Stanton paused for a moment Wednesday afternoon as the women loaded cases of food into their vehicles behind Meijer. The shipments will feed 160 students during the weekends for the next three weeks. The children participate in the Blessings in a Backpack program in Leelanau County schools, she said.
“How can you not love it,” Stanton said. “They are innocent, it’s not their fault.”
Thirty cases of juice boxes, 20 cases of peanut butter, seven cases of macaroni and cheese and 20 cases of Ramen noodles stuffed the women’s two SUVs along with 34 other cases of food. The pair started the local branch of a national non-profit organization last school year after Stanton spotted an article in People magazine highlighting its benefits.
Blessings in a Backpack was formed in 2005 after a Louisville, Ky., school teacher noticed that students at her school who received free or reduced-price lunches were having trouble focusing after being away from school for the weekends. They came to school Monday mornings sluggish, tired and hungry.
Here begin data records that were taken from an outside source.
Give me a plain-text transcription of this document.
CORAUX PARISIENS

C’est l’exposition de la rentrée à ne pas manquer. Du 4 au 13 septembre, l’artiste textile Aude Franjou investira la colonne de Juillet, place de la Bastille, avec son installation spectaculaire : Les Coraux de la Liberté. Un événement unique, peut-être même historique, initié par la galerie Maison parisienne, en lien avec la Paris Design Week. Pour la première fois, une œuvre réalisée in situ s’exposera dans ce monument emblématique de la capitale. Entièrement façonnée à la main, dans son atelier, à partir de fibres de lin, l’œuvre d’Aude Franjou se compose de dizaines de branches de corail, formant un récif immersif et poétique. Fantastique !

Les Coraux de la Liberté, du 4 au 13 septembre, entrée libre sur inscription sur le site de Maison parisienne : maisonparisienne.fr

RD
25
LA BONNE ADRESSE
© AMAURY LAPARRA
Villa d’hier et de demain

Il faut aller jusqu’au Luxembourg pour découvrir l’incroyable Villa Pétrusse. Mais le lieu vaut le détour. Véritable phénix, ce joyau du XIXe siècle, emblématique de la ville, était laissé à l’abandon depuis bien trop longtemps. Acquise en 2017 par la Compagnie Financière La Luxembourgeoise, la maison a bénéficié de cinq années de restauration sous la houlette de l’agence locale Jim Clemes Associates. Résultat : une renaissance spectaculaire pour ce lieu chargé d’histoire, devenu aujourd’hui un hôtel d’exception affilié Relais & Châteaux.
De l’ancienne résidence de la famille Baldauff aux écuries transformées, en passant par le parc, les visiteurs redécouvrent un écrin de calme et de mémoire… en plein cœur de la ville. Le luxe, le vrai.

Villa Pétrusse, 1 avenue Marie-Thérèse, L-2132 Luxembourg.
They came hungry because they had no food to eat at home during the weekends. In turn that teacher began a program which sends backpacks filled with easily-prepared foods home with students in need each weekend.
Now, eight years later, independent arms of the national group distribute food to 60,000 students in 544 schools spread across 42 states.
Not knowing what need they would find, Stanton and Walker, both active with Leelanau Christian Neighbors, decided to begin their program small helping about 20 students at one school. But by the end of the school year, that number grew to more than 100 in six schools.